The Problem With TV Measurement

TV’s problem isn’t an inability to provide value. It’s problem is its inability to measure and quantify that value.

TV has been one of the industry’s longest-standing holdouts when it comes to getting a measurement and metrics overhaul. But thanks to advances in real-time, historical, national and local TV metrics that rival most performance-driven digital channels, TV recently won its battle to stay relevant and has stepped back into the limelight.

This isn’t a discussion about TV making a big comeback, however. TV never really went away. It’s also not about TV underperforming when compared to digital—especially not in terms of ad spend, reach or effectiveness. A recent NY Times article hit the nail on the head when it said: “Ratings aside, television still reaches more people and provides a reliable way for an ad to be seen on a full screen with sound.”

TV’s problem isn’t an inability to provide value. It’s problem is its inability to measure and quantify that value. TV measurement methods simply haven’t been updated to offer advertisers the same speed, accessibility, accuracy and transparency they enjoy on digital. One reason for this is that doing so requires the industry to retroactively “tack on” emerging technology to a legacy medium, whereas digital was built from the ground up with measurement in mind.

The industry is also late to the game. Once digital hit the scene, TV measurement was simply left behind by an industry that assumed it would eventually be obsolete. It’s now racing to catch up by introducing real-time, hyper-local and fully transparent TV measurement.

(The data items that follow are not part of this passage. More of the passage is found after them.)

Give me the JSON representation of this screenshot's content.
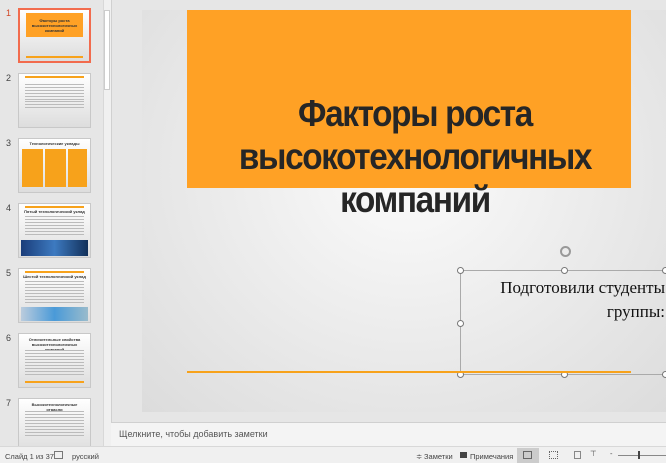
{
  "thumbnails": [
    {
      "num": "1",
      "title": "Факторы роста высокотехнологичных компаний"
    },
    {
      "num": "2",
      "title": ""
    },
    {
      "num": "3",
      "title": "Технологические уклады"
    },
    {
      "num": "4",
      "title": "Пятый технологический уклад"
    },
    {
      "num": "5",
      "title": "Шестой технологический уклад"
    },
    {
      "num": "6",
      "title": "Отличительные свойства высокотехнологичных компаний"
    },
    {
      "num": "7",
      "title": "Высокотехнологичные отрасли"
    }
  ],
  "slide": {
    "title": "Факторы роста высокотехнологичных компаний",
    "subtitle": "Подготовили студенты группы:"
  },
  "notes_placeholder": "Щелкните, чтобы добавить заметки",
  "status": {
    "slide": "Слайд 1 из 37",
    "language": "русский",
    "notes": "Заметки",
    "comments": "Примечания"
  },
  "colors": {
    "accent": "#ffa125",
    "selected": "#f26b4d"
  }
}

Among other things, this will require doing away with the archaic industry standard (the GRP) and replacing backlogged, manual data gathering methods with a technology-driven approach.

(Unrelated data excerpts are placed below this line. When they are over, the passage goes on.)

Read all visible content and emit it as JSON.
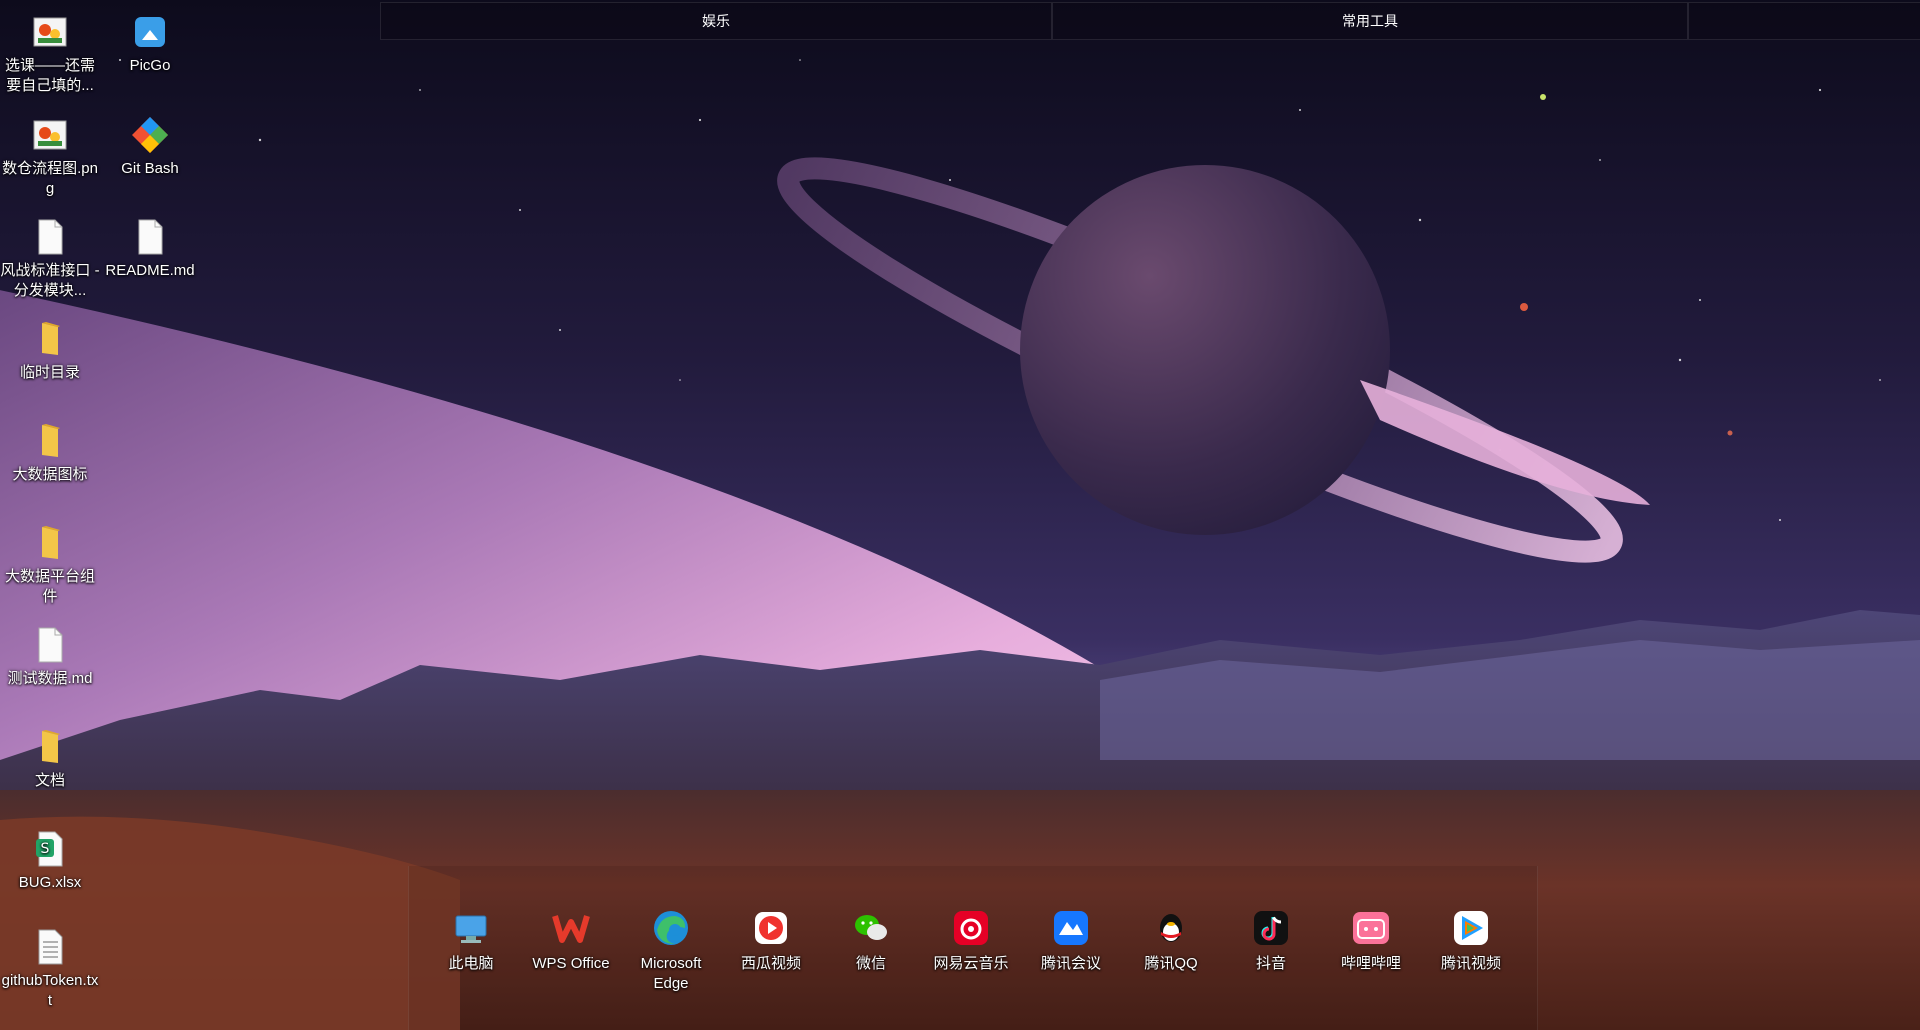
{
  "fences": [
    {
      "label": "娱乐"
    },
    {
      "label": "常用工具"
    },
    {
      "label": ""
    }
  ],
  "desktop_icons": [
    {
      "label": "选课——还需要自己填的...",
      "icon": "image-file-icon"
    },
    {
      "label": "PicGo",
      "icon": "picgo-icon"
    },
    {
      "label": "数仓流程图.png",
      "icon": "image-file-icon"
    },
    {
      "label": "Git Bash",
      "icon": "git-bash-icon"
    },
    {
      "label": "风战标准接口 - 分发模块...",
      "icon": "document-file-icon"
    },
    {
      "label": "README.md",
      "icon": "document-file-icon"
    },
    {
      "label": "临时目录",
      "icon": "folder-icon"
    },
    {
      "label": "大数据图标",
      "icon": "folder-icon"
    },
    {
      "label": "大数据平台组件",
      "icon": "folder-icon"
    },
    {
      "label": "测试数据.md",
      "icon": "document-file-icon"
    },
    {
      "label": "文档",
      "icon": "folder-icon"
    },
    {
      "label": "BUG.xlsx",
      "icon": "spreadsheet-file-icon"
    },
    {
      "label": "githubToken.txt",
      "icon": "text-file-icon"
    }
  ],
  "dock_items": [
    {
      "label": "此电脑",
      "icon": "computer-icon"
    },
    {
      "label": "WPS Office",
      "icon": "wps-office-icon"
    },
    {
      "label": "Microsoft Edge",
      "icon": "edge-icon"
    },
    {
      "label": "西瓜视频",
      "icon": "xigua-video-icon"
    },
    {
      "label": "微信",
      "icon": "wechat-icon"
    },
    {
      "label": "网易云音乐",
      "icon": "netease-music-icon"
    },
    {
      "label": "腾讯会议",
      "icon": "tencent-meeting-icon"
    },
    {
      "label": "腾讯QQ",
      "icon": "qq-icon"
    },
    {
      "label": "抖音",
      "icon": "douyin-icon"
    },
    {
      "label": "哔哩哔哩",
      "icon": "bilibili-icon"
    },
    {
      "label": "腾讯视频",
      "icon": "tencent-video-icon"
    }
  ],
  "colors": {
    "sky_top": "#0d0b1c",
    "sky_mid": "#2f2450",
    "planet_pink": "#e7a3d6",
    "ground": "#6b3328"
  }
}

Here are three major problems that new TV measurement practices must eliminate.

1. The lack of local TV data has meant a lack of local attribution data. TV has traditionally been used for awareness-level campaigns, and because of that, advertisers long gave it a pass when it came to being accountable for producing ROI. The thinking seemed to be that as long as TV advertising created an emotional connection and resonated with audiences, it had done its job. This line of logic additionally gave the industry a pass for having to prioritize more evolved measurement practices.

But what all of this doesn’t take into account is the fact that the ROI of any awareness campaign follows a long-tail model, where initial awareness creates desire and desire creates purchase or engagement over time—whether hours, days or even months later. Today’s TV data, which only reveals who’s seeing what and where, but not what the resulting awareness means in terms of generating engagement or purchases beyond the spot or campaign. For the many industries that still rely on in-store traffic (Auto, CPG, Big Box Retail) to drive revenues, this means that half the data story is missing.

The solution is rooted in access to rich local TV data that will allow advertisers to tie local purchase data (or what’s happening after the ad is seen) to tangible, measurable ROI, both directly after the fact and over time.

2. There aren’t any viewability standards for TV. In addition to traditional paid TV ads, many brands are also investing in sponsorship of events, sports and athletes. This means their on-screen real-estate is smaller and their on-air time is usually shorter, but brands’ expectations for exposure with these captive audiences are just as high.

Current metrics work hard to make sure these expectations are met by reporting on things like logo appearances that actually don’t result in any tangible value for the brand. For instance, a logo far off in the stadium, not within the same focal point as the on-screen action, is likely completely off the casual viewer’s radar. Nevertheless, it’s reported as an impression, and isn’t distinguished in any way from true impressions that do provide the brand value.

Similarly, even logos right in the middle of the action aren’t always detectible to the untrained eye. Take, for instance, a logo on an NBA player’s uniform. Perhaps it gets partially covered by folds in the player’s jersey or blurred in the action, making it only semi-visible.

TV has a lot more to offer than “impressions”, but without standards for “ranking” these appearances and classifying them according to visibility and completeness, it’s nearly impossible to attribute any true ad value to more advanced metrics either.

New TV measurement technologies are using “human eye recognition” technology to eliminate false positives from TV sponsorship data altogether by only detecting logos that would be detected by the human eye—thus actually making their way into viewers’ awareness.

3. There’s a lag time in receiving TV data. While delivery of TV data is getting faster, it’s still nowhere near the speed of digital data delivery. TV data is delivered, at the soonest, two weeks after the occurrence. This results in brands operating at a deficit, with less time to optimize and change their campaigns based on known KPIs.

Now, compare this to digital advertising channels, which give marketers real-time feedback they can use to optimize their forthcoming or even current campaigns. A digital campaign might reveal that a certain ad isn’t converting as well as another, so the marketer can pull the low-performing creative or ditch a channel that’s not converting well, and introduce new creative or channels based on what it’s learned.

TV hasn’t had this luxury. While there are many TV-specific variables that hinder the faster delivery of better data, automating all manual methods with technology is step one. As new measurement solutions emerge and these old measurement problems are eliminated, brands are discovering reliable new ways of understanding what their huge investments mean for the bottom line—and how those investments impact efforts on other channels. The data points they’ve had access to until now only told a fraction of the story, and that’s just not good enough. It is not good for advertisers and it is not good for media owners.